Я и впрямь быстро воспользовался приглашением доктора. На другой день, съев что-то недоброкачественное, почувствовал острые боли в желудке. С трудом, корчась и стоная, переступил порог третьего корпуса. В процедурной был фельдшер Василий Решетник. Он только что приготовил для кого-то шприц с камфорой. Увидев, что и на мне нет лица, он мгновенно сделал укол. Откуда-то издалека донесся его тревожный голос:

- Леонид Григорьевич! Дьяков умирает!..

…Я открыл глаза. Около сидел в белом халате Штейнфельд, держал меня за кисть руки.

- Пульс наполняется, - спокойно сказал он. - Что вы такое съели?

- Не знаю. То же, что и все.

- Типичная пищевая токсикоинфекция. Мы уже ввели вам глюкозу и строфантин… Все будет преотлично!

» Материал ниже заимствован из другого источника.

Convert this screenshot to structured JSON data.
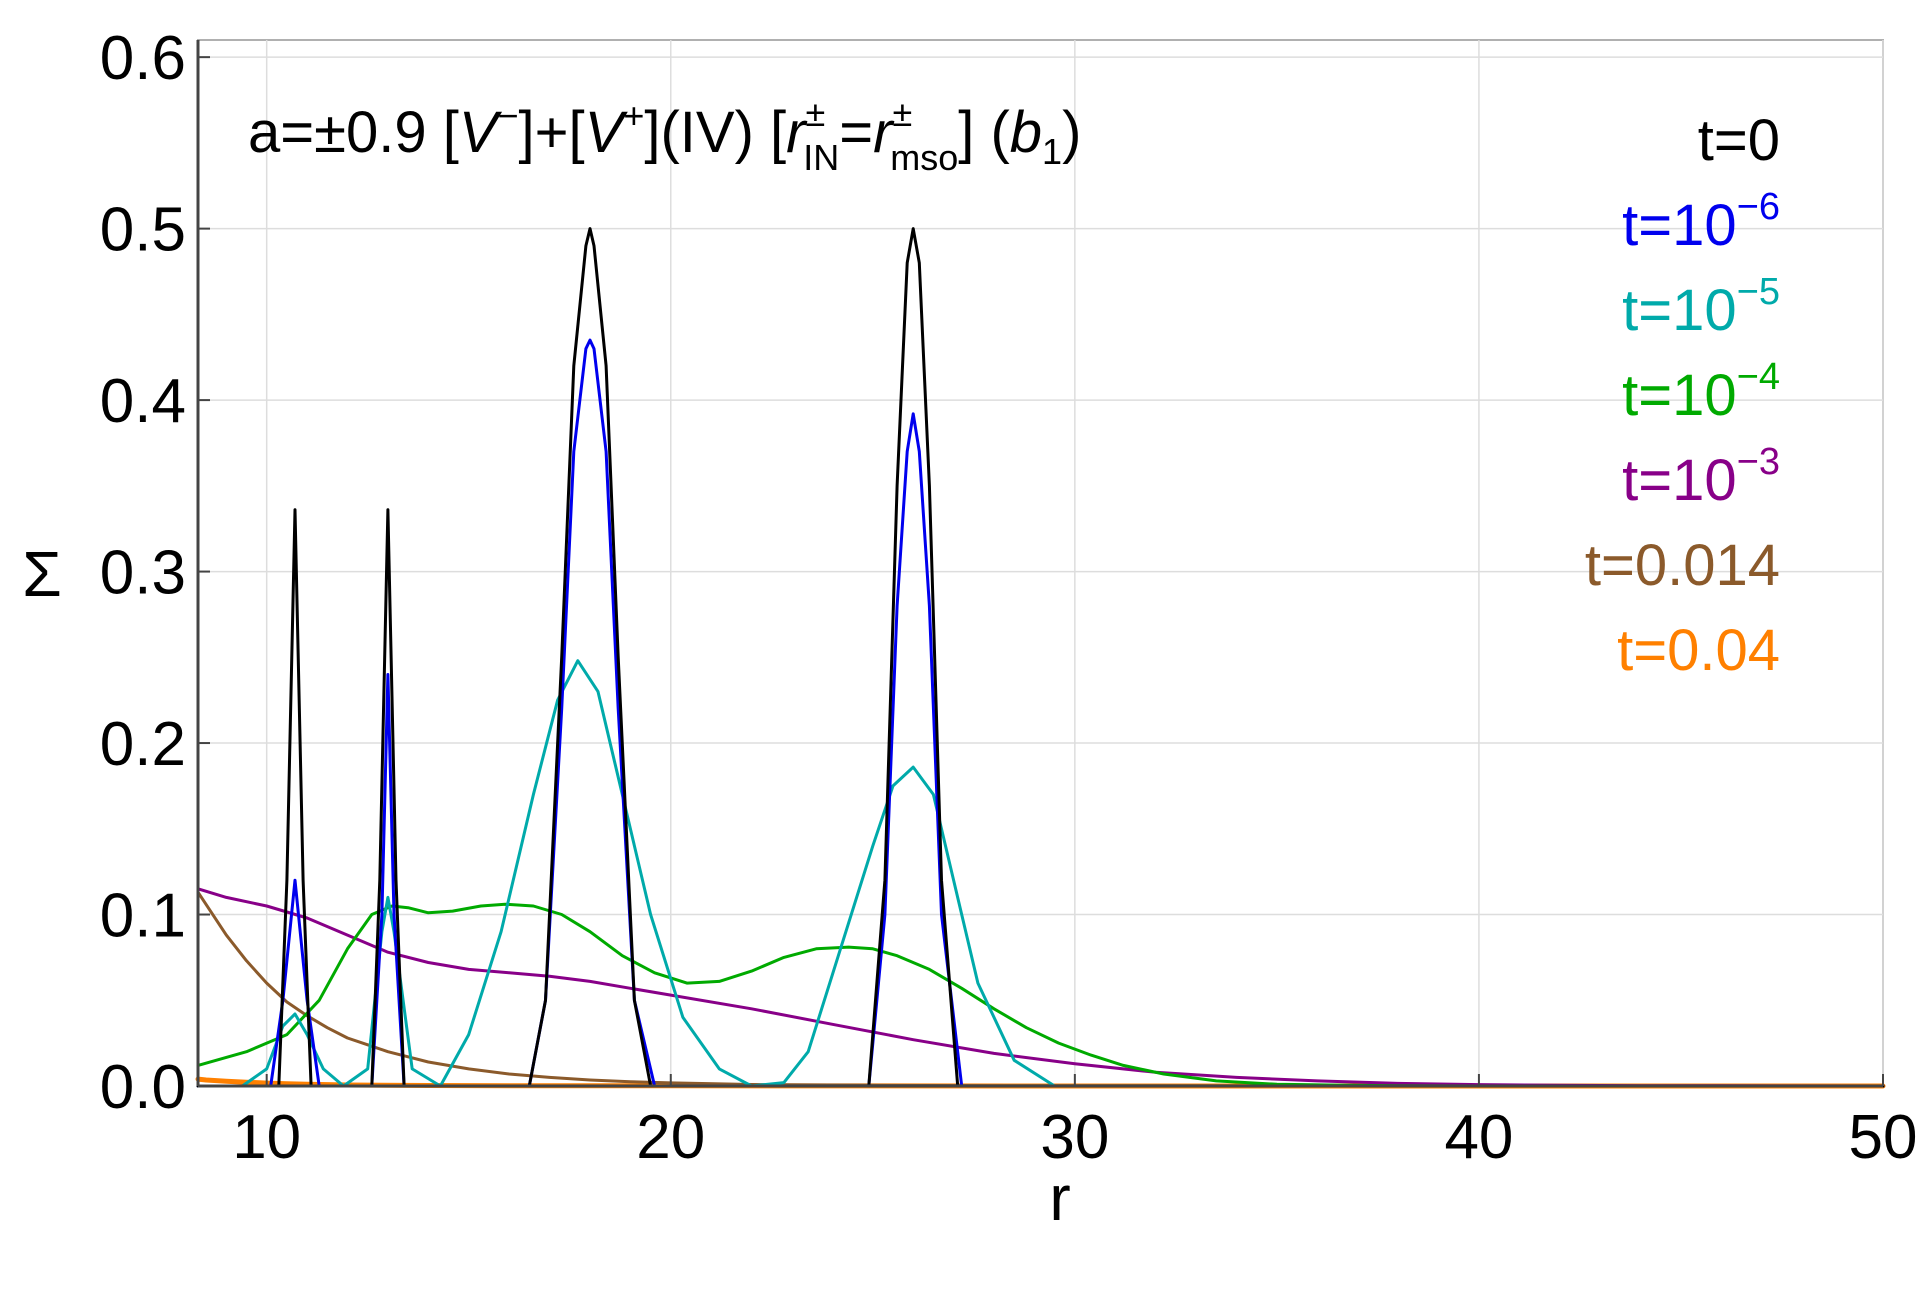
{
  "chart_data": {
    "type": "line",
    "title": {
      "prefix": "a=±0.9 [",
      "v_minus": "V",
      "minus_sup": "−",
      "mid1": "]+[",
      "v_plus": "V",
      "plus_sup": "+",
      "mid2": "](IV) [",
      "r_sym": "r",
      "pm_sup": "±",
      "in_sub": "IN",
      "eq": "=",
      "r_sym2": "r",
      "pm_sup2": "±",
      "mso_sub": "mso",
      "mid3": "] (",
      "b_sym": "b",
      "b_sub": "1",
      "end": ")"
    },
    "xlabel": "r",
    "ylabel": "Σ",
    "xlim": [
      8.3,
      50
    ],
    "ylim": [
      0,
      0.61
    ],
    "xticks": [
      "10",
      "20",
      "30",
      "40",
      "50"
    ],
    "xtick_values": [
      10,
      20,
      30,
      40,
      50
    ],
    "yticks": [
      "0.0",
      "0.1",
      "0.2",
      "0.3",
      "0.4",
      "0.5",
      "0.6"
    ],
    "ytick_values": [
      0,
      0.1,
      0.2,
      0.3,
      0.4,
      0.5,
      0.6
    ],
    "legend_position": "top-right",
    "series": [
      {
        "name": "t=0",
        "label_base": "t=0",
        "label_sup": "",
        "color": "#000000",
        "x": [
          8.3,
          10.3,
          10.5,
          10.7,
          10.9,
          11.1,
          12.6,
          12.8,
          13.0,
          13.2,
          13.4,
          16.5,
          16.9,
          17.3,
          17.6,
          17.9,
          18.0,
          18.1,
          18.4,
          18.7,
          19.1,
          19.5,
          24.9,
          25.3,
          25.6,
          25.85,
          26.0,
          26.15,
          26.4,
          26.7,
          27.1,
          50
        ],
        "y": [
          0,
          0,
          0.12,
          0.336,
          0.12,
          0,
          0,
          0.12,
          0.336,
          0.12,
          0,
          0,
          0.05,
          0.25,
          0.42,
          0.49,
          0.5,
          0.49,
          0.42,
          0.25,
          0.05,
          0,
          0,
          0.12,
          0.35,
          0.48,
          0.5,
          0.48,
          0.35,
          0.12,
          0,
          0
        ]
      },
      {
        "name": "t=10^-6",
        "label_base": "t=10",
        "label_sup": "−6",
        "color": "#0000ee",
        "x": [
          8.3,
          10.1,
          10.4,
          10.7,
          11.0,
          11.3,
          12.6,
          12.85,
          13.0,
          13.15,
          13.4,
          16.5,
          16.9,
          17.3,
          17.6,
          17.9,
          18.0,
          18.1,
          18.4,
          18.7,
          19.1,
          19.6,
          24.9,
          25.3,
          25.6,
          25.85,
          26.0,
          26.15,
          26.4,
          26.7,
          27.2,
          50
        ],
        "y": [
          0,
          0,
          0.05,
          0.12,
          0.05,
          0,
          0,
          0.1,
          0.24,
          0.1,
          0,
          0,
          0.05,
          0.22,
          0.37,
          0.43,
          0.435,
          0.43,
          0.37,
          0.22,
          0.05,
          0,
          0,
          0.1,
          0.28,
          0.37,
          0.392,
          0.37,
          0.28,
          0.1,
          0,
          0
        ]
      },
      {
        "name": "t=10^-5",
        "label_base": "t=10",
        "label_sup": "−5",
        "color": "#00aaaa",
        "x": [
          8.3,
          9.4,
          10.0,
          10.4,
          10.7,
          11.0,
          11.4,
          11.9,
          12.5,
          12.85,
          13.0,
          13.15,
          13.6,
          14.3,
          15.0,
          15.8,
          16.6,
          17.2,
          17.7,
          18.2,
          18.8,
          19.5,
          20.3,
          21.2,
          22.0,
          22.8,
          23.4,
          24.2,
          25.0,
          25.5,
          26.0,
          26.5,
          27.0,
          27.6,
          28.5,
          29.5,
          50
        ],
        "y": [
          0,
          0,
          0.01,
          0.035,
          0.042,
          0.03,
          0.01,
          0,
          0.01,
          0.09,
          0.11,
          0.09,
          0.01,
          0,
          0.03,
          0.09,
          0.17,
          0.225,
          0.248,
          0.23,
          0.17,
          0.1,
          0.04,
          0.01,
          0,
          0.002,
          0.02,
          0.08,
          0.14,
          0.175,
          0.186,
          0.17,
          0.12,
          0.06,
          0.015,
          0,
          0
        ]
      },
      {
        "name": "t=10^-4",
        "label_base": "t=10",
        "label_sup": "−4",
        "color": "#00aa00",
        "x": [
          8.3,
          9.5,
          10.5,
          11.3,
          12.0,
          12.6,
          13.1,
          13.5,
          14.0,
          14.6,
          15.3,
          15.9,
          16.6,
          17.3,
          18.0,
          18.8,
          19.6,
          20.4,
          21.2,
          22.0,
          22.8,
          23.6,
          24.4,
          25.0,
          25.6,
          26.4,
          27.2,
          28.0,
          28.8,
          29.6,
          30.4,
          31.2,
          32.2,
          33.5,
          35.0,
          36.5,
          38.0,
          40.0,
          50
        ],
        "y": [
          0.012,
          0.02,
          0.03,
          0.05,
          0.08,
          0.1,
          0.105,
          0.104,
          0.101,
          0.102,
          0.105,
          0.106,
          0.105,
          0.1,
          0.09,
          0.076,
          0.066,
          0.06,
          0.061,
          0.067,
          0.075,
          0.08,
          0.081,
          0.08,
          0.076,
          0.068,
          0.057,
          0.045,
          0.034,
          0.025,
          0.018,
          0.012,
          0.007,
          0.003,
          0.001,
          0.0005,
          0.0002,
          0,
          0
        ]
      },
      {
        "name": "t=10^-3",
        "label_base": "t=10",
        "label_sup": "−3",
        "color": "#880088",
        "x": [
          8.3,
          9.0,
          10.0,
          11.0,
          12.0,
          13.0,
          14.0,
          15.0,
          16.0,
          17.0,
          18.0,
          19.0,
          20.0,
          22.0,
          24.0,
          26.0,
          28.0,
          30.0,
          32.0,
          34.0,
          36.0,
          38.0,
          40.0,
          42.0,
          44.0,
          46.0,
          50
        ],
        "y": [
          0.115,
          0.11,
          0.105,
          0.098,
          0.088,
          0.078,
          0.072,
          0.068,
          0.066,
          0.064,
          0.061,
          0.057,
          0.053,
          0.045,
          0.036,
          0.027,
          0.019,
          0.013,
          0.008,
          0.005,
          0.003,
          0.0015,
          0.0008,
          0.0004,
          0.0002,
          0.0001,
          0
        ]
      },
      {
        "name": "t=0.014",
        "label_base": "t=0.014",
        "label_sup": "",
        "color": "#8b5a2b",
        "x": [
          8.3,
          8.3,
          9.0,
          9.5,
          10.0,
          10.5,
          11.0,
          11.5,
          12.0,
          12.5,
          13.0,
          13.5,
          14.0,
          15.0,
          16.0,
          17.0,
          18.0,
          19.0,
          20.0,
          22.0,
          25.0,
          28.0,
          32.0,
          50
        ],
        "y": [
          0.012,
          0.113,
          0.088,
          0.073,
          0.06,
          0.049,
          0.041,
          0.034,
          0.028,
          0.024,
          0.02,
          0.017,
          0.014,
          0.01,
          0.007,
          0.005,
          0.0035,
          0.0025,
          0.0018,
          0.0009,
          0.0004,
          0.0002,
          0.0001,
          0
        ]
      },
      {
        "name": "t=0.04",
        "label_base": "t=0.04",
        "label_sup": "",
        "color": "#ff8000",
        "x": [
          8.3,
          8.5,
          9.0,
          9.5,
          10.0,
          10.5,
          11.0,
          12.0,
          14.0,
          16.0,
          20.0,
          30.0,
          50
        ],
        "y": [
          0.004,
          0.0035,
          0.0028,
          0.0022,
          0.0017,
          0.0013,
          0.001,
          0.0006,
          0.0003,
          0.0002,
          0.0001,
          0,
          0
        ]
      }
    ]
  }
}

Леонид Григорьевич долго сидел возле меня в пустовавшей палате следил - как пульс. Заговорили о "делах" и следователях.

- Перед вами - "террорист, пробравшийся в Кремль с диверсионными целями", - грустно улыбаясь, говорил Штейнфельд. - Я спросил у следователя Кедрова, в Кемеровском МГБ:

- В чем же конкретно я должен признаться?

- В том, что хотел взорвать Кремль, - с железным хладнокровием произнес он.

- Ни больше ни меньше?.. А чем же я мог взорвать?

- Шашками.

- Шашками рубят, а не взрывают!

Кедров разозлился.

- Не прикидывайся дурачком! Тротиловыми шашками! У них огромная взрывная сила.

- Откуда же я их брал?

- Это вот ты мне и должен сказать! И еще: как ты умудрялся их проносить?

- Наверно, в докторском чемоданчике? - подсказал я.

- Что-о?.. Это неправдоподобно! - отмахнулся Кедров.

- В таком случае, я их, вероятно, накапливал под Большим Каменным мостом? Или лучше… под храмом Василия Блаженного?

Так мы с Кедровым и не договорились о "конкретном". Тем не менее в приговоре особого совещания я был зафиксирован как "пытавшийся совершить диверсию"… Потом, на смену Кедрову, пришел следователь Шкуркин. Тот иную песню завел:

- Расскажи о своих связях с буржуазным миром!

- Никаких связей не было! - сказал я. - У меня там ни родных, ни знакомых.

- Ладно, ладно, хватит извиваться. Мы все знаем… Решили тебя и всю твою семью отпустить за границу. Не нравится у нас, катитесь на легком катере…

- Никуда я не поеду, - с возмущением заявил я.

- Вон как?.. Может, патриотом себя назовешь?

- Назову. Я - патриот и коммунист!

Шкуркин подошел ко мне и, ничего не говоря, - кулаком в подбородок. Я вскочил, схватил стул и замахнулся им:

- Убью!

Шкуркин отскочил в сторону и тут же, в секунду, из волка превратился в овечку.

- Ну, ну, успокойся!.. И нервишки же у тебя, доктор… Я тоже нервный, хватил через край. Ну ничего… Больше об этом говорить не будем.

Обвинение в "попытке к измене родине" не состоялось…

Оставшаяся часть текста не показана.